Se ci soffermiamo sulla scorrevolezza del romanzo, lo stile di scrittura e l’enorme fascinazione che induce a cercare altro, a fare ulteriori approfondimenti allora è un ottimo primo volume.

La vita raminga non è paragonabile a una competizione sportiva, dove più le condizioni sono difficili, più il gioco ha valore. In un mondo dove nessuno offre il proprio aiuto o si interessa la prossimo, e ogni individuo è l’unico punto di riferimento per sé stesso, la forza di affrontare la solitudine è il principale requisito richiesto a un vagabondo.

Lee Young-do

Lo stile infatti è piacevolissimo da leggere. Non ci sono spiegoni eccessivi e finalmente non si ha il timore di “sfidare” il lettore ad una lettura più attenta.

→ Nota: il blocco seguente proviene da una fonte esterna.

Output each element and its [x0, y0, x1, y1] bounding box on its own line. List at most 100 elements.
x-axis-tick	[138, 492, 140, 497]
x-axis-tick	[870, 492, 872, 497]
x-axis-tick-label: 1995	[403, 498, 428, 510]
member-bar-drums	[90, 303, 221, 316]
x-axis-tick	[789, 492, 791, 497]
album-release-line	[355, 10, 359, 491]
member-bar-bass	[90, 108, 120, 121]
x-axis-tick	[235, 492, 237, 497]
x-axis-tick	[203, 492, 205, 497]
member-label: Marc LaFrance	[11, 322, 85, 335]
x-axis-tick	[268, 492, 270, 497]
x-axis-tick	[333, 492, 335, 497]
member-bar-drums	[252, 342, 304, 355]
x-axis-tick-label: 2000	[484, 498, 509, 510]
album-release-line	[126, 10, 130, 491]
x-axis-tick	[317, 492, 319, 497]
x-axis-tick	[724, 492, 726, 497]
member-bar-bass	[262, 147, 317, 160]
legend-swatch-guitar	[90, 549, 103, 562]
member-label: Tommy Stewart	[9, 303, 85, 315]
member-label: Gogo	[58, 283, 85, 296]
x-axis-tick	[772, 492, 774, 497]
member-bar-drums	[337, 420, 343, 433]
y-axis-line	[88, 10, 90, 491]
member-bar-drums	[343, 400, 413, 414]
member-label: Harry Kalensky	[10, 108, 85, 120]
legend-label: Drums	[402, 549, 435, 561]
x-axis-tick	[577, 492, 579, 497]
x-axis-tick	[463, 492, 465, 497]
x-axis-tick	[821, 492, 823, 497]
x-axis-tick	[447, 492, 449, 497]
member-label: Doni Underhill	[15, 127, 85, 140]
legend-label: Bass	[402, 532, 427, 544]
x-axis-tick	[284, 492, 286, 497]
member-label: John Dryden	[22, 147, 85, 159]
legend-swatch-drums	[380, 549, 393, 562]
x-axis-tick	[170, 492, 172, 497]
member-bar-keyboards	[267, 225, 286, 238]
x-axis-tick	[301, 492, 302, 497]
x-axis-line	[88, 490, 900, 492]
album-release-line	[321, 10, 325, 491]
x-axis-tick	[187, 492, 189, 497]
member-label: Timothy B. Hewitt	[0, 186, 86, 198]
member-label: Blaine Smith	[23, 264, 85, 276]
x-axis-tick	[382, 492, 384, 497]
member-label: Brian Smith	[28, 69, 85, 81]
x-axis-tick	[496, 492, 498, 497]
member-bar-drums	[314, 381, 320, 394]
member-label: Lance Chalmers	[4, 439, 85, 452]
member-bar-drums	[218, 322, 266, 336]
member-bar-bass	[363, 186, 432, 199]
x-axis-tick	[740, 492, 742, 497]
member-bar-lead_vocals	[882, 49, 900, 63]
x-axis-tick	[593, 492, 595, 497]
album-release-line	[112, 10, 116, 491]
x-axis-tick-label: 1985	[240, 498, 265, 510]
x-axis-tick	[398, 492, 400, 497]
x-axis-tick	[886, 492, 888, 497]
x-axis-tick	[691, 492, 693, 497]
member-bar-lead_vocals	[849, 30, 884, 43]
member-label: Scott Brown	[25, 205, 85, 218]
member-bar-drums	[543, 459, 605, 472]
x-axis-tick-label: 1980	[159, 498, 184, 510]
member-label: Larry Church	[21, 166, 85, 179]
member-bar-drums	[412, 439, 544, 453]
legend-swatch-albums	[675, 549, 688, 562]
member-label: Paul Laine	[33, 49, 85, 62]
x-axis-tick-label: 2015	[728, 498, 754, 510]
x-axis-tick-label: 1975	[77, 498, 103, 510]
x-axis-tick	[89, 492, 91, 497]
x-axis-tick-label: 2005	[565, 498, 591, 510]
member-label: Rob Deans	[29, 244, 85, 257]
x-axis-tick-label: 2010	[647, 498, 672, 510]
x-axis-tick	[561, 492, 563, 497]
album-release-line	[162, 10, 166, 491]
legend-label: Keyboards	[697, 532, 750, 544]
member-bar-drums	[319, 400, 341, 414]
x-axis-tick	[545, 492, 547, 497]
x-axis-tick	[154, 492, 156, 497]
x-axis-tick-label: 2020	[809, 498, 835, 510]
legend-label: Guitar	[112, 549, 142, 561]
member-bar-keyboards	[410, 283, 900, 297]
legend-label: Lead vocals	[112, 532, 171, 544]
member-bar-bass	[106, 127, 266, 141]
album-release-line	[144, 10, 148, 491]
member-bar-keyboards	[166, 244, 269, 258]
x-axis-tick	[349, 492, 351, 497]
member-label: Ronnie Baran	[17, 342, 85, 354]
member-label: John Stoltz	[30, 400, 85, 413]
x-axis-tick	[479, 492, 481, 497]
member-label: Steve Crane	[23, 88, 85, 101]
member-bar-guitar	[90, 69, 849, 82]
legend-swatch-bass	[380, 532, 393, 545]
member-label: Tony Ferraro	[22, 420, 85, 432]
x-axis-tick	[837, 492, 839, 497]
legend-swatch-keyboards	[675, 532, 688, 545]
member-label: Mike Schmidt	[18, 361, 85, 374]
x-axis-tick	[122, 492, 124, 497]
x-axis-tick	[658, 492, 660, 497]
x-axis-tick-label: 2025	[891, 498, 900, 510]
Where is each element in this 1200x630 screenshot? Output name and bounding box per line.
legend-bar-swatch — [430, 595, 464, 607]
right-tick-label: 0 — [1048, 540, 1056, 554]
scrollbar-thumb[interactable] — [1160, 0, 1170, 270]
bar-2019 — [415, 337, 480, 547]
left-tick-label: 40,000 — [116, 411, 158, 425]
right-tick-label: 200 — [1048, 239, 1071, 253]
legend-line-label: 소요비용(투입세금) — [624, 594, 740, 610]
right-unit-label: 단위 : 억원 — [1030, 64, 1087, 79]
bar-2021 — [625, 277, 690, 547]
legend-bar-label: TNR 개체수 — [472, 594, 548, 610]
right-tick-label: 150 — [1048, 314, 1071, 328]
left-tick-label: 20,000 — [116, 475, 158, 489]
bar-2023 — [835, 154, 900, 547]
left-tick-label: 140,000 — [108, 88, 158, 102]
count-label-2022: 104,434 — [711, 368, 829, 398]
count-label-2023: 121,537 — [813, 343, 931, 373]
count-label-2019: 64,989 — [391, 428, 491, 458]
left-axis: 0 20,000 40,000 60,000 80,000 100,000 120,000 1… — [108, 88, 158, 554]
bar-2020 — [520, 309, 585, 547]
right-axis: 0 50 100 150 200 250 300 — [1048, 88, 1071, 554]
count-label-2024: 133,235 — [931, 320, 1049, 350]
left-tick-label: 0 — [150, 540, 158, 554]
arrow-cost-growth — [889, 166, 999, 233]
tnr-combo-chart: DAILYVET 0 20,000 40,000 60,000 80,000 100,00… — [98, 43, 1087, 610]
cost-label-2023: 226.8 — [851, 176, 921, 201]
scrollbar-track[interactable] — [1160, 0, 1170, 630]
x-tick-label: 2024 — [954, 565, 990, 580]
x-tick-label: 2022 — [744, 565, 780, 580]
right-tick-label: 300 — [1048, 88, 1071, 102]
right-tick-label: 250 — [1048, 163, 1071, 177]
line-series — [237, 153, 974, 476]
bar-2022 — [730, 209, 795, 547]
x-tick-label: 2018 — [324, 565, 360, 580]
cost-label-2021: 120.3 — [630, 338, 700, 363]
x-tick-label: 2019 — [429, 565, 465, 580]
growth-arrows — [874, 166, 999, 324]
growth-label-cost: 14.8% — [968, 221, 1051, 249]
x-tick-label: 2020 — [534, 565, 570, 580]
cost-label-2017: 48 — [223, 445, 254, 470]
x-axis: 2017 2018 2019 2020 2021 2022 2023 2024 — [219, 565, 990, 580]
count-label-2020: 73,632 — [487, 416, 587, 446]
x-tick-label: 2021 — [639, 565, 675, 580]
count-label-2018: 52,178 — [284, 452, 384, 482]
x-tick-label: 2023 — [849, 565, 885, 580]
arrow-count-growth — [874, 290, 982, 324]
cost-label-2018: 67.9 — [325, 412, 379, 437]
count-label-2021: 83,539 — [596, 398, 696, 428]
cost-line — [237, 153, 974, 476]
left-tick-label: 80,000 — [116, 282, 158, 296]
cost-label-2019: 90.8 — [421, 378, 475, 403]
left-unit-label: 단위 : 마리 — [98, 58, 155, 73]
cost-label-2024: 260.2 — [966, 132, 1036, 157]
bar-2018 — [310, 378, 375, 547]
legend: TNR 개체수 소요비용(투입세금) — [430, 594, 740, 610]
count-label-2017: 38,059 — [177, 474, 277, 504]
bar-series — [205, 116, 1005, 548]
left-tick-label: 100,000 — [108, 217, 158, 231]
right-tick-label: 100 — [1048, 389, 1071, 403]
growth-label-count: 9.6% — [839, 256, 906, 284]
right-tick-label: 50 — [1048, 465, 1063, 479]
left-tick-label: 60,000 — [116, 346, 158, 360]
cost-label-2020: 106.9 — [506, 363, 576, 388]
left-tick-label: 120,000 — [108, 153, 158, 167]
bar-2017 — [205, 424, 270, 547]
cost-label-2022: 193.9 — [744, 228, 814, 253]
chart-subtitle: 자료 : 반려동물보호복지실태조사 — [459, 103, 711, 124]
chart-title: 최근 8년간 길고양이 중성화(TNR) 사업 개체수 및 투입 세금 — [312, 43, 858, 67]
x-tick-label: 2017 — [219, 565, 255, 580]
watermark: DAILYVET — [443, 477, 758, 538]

Non si ammicca, non si vuole piacere, bensì si vuole raccontare una storia con finalità ben precise. Finalità che subito appaiono lampanti al lettore più navigato (per intenderci gli appassionati del genere).

“Chi è l’uccello che beve lacrime?”, una delle tante domande insieme al mondo dei Naga il ruolo delle donne in questa società ecc. Non temere di rispondere fin dall’inizio ad alcuni dei quesiti proposti al lettore. Nessun timore a lasciare ai volumi successivi la risoluzione di altri dilemmi e problemi solo accennati nel volume introduttivo.

Farà piacere sapere che presto questa storia si trasformerà anche in un videogioco e che il secondo volume parrebbe già in fase di editing sulle scrivanie della casa editrice che ha portato in Italia la saga: Feltrinelli editore.

Attendendo il secondo volume, che sappiamo già da titolo, affronterà la cultura della seconda razza che popola il mondo della saga, vi consigliamo caldamente di leggere questo primo volume e magari leggerlo insieme agli amici.

Noi con il nostro gruppo di lettura ci siamo divertiti un mondo e come sempre non sono mancate discussioni accese, dubbi o perplessità su di uno o l’altro personaggio ma una cosa la possiamo dire con certezza: a tutti noi è piaciuto il personaggio ambiguo di Keigon Draca (il nome tutto un programma).

State cercando un primo approccio al genere fantasy sud coreano? Allora “L’uccello che beve lacrime” è il libro che state cercando! Buona lettura e attenzione a non perdervi lungo la via.